Leonard Stone, Kt., C.J.
1. The report of the Chief Presidency Magistrate which we called for by our judgment of December 20, 1946, has now been received and by it and by a circular which has been issued by the Chief Presidency Magistrate to all his Magistrates it appears that new arrangements have been made for the distribution of magisterial work arising out of the disturbances and that there will now be three Magistrates at the Esplanade Police Court whose duty it will be to try these cases. The cases will go into the lists of these three Magistrates, on a rotation basis depending entirely upon the day upon which any particular case first happens to come before the Court. In our opinion that is a very satisfactory arrangement. We also note that the Chief Presidency Magistrate has sent a copy of our judgment containing our criticism with regard to the variety of sentences for the same offence to all his Magistrates and that the Magistrates have now the question of evolving a system for these sentences well before them.

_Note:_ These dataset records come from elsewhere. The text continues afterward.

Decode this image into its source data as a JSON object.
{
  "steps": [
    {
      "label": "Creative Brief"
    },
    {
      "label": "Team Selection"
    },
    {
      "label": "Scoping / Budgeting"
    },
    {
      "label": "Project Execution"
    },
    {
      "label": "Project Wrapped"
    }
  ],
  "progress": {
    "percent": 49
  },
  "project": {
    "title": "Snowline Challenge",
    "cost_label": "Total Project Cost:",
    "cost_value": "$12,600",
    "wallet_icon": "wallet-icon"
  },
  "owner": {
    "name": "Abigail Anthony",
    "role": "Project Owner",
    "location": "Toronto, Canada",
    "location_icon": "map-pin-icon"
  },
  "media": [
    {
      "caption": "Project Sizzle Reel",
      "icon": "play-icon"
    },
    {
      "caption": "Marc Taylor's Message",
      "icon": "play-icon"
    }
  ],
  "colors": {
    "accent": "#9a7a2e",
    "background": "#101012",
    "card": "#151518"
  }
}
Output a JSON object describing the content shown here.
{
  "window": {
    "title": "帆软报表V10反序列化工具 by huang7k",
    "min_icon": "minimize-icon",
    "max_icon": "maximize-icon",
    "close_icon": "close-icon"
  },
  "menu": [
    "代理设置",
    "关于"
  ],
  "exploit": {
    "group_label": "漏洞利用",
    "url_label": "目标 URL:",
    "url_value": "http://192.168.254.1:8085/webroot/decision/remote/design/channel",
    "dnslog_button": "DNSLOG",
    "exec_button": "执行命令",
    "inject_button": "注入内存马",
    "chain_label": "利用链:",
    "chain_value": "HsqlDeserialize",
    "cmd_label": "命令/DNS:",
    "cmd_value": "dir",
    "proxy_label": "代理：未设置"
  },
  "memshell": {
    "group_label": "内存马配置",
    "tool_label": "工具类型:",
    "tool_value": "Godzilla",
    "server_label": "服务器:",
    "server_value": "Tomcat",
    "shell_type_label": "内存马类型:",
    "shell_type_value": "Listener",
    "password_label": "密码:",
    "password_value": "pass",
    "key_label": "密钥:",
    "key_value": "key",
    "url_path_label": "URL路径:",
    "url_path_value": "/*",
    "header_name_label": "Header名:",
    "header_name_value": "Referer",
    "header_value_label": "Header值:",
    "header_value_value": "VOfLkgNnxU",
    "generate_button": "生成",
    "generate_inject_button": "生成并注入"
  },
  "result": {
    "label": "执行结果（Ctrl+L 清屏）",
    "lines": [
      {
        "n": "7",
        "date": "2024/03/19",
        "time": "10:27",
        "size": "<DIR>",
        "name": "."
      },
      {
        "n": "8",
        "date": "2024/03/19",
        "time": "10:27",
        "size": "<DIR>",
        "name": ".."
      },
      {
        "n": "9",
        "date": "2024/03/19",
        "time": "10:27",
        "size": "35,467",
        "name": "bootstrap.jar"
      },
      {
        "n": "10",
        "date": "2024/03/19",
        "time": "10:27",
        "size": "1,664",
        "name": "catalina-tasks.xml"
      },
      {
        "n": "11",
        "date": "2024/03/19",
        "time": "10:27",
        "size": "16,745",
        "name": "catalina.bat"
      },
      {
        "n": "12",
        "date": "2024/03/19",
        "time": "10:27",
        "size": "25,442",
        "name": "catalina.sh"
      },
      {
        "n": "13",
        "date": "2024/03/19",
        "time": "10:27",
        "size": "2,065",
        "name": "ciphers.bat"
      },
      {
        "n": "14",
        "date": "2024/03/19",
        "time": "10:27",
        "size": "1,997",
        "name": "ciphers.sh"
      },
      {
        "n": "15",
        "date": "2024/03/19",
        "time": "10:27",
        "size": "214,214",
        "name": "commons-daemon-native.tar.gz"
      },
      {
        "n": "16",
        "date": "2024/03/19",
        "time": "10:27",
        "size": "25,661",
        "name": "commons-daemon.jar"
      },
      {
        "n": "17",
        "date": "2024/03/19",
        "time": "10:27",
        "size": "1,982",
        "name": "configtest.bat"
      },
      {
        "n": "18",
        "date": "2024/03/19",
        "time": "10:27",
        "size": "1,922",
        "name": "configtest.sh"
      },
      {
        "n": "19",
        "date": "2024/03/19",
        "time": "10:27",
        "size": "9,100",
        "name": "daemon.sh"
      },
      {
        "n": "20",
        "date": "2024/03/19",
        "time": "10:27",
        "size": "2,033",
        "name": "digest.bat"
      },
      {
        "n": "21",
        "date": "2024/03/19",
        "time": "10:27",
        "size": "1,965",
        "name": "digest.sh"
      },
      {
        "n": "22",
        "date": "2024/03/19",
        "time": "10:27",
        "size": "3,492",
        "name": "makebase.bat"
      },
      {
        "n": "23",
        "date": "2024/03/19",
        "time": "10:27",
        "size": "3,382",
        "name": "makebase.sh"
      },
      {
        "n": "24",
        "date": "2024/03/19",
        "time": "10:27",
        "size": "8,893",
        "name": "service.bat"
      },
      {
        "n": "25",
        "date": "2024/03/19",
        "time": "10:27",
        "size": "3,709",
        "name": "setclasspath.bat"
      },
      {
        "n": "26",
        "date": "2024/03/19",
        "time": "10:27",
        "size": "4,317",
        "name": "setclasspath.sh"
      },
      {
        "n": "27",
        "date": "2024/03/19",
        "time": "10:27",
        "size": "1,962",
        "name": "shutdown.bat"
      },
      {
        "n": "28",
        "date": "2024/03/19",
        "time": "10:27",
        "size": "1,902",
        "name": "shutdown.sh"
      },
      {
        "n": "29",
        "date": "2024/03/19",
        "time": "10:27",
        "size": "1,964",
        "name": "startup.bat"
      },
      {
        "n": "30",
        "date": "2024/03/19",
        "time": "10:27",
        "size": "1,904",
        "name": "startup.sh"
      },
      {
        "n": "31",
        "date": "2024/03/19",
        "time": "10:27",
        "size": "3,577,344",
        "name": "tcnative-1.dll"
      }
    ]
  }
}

2. We are asked by Mr. Peerbhoy and Mr. Parpia who represent the six accused in these transfer applications that in spite of the withdrawal of the allegation of actual bias against Mr. Barot and our exoneration of him, these cases should still be transferred, on the ground that the whole of the circumstances which have come to light in the investigation of this matter must have introduced into the minds of the accused a feeling that they could never get a fair trial before this Magistrate. In our opinion that submission is not well founded. These applications, as we have already stated, have served a very useful purpose, but it is now quite clear that in view of our previous judgment these six accused persons will get before whichever Magistrate their cases may come a full and proper trial. We do not know what will happen to these six cases in the new distribution of magisterial business which the Chief Presidency Magistrate's report informs us has been made. It may well be that in levelling out the work they may go to the board of some other Magistrate, or it may be that the learned Magistrate, Mr, Barot, may himself ask to be relieved of them. But in the circumstances and in view of the directive and guidance given by our judgment there no longer exists any reason why we should interfere judicially. We leave the matter to the Chief Presidency Magistrate. The rule in each case is discharged.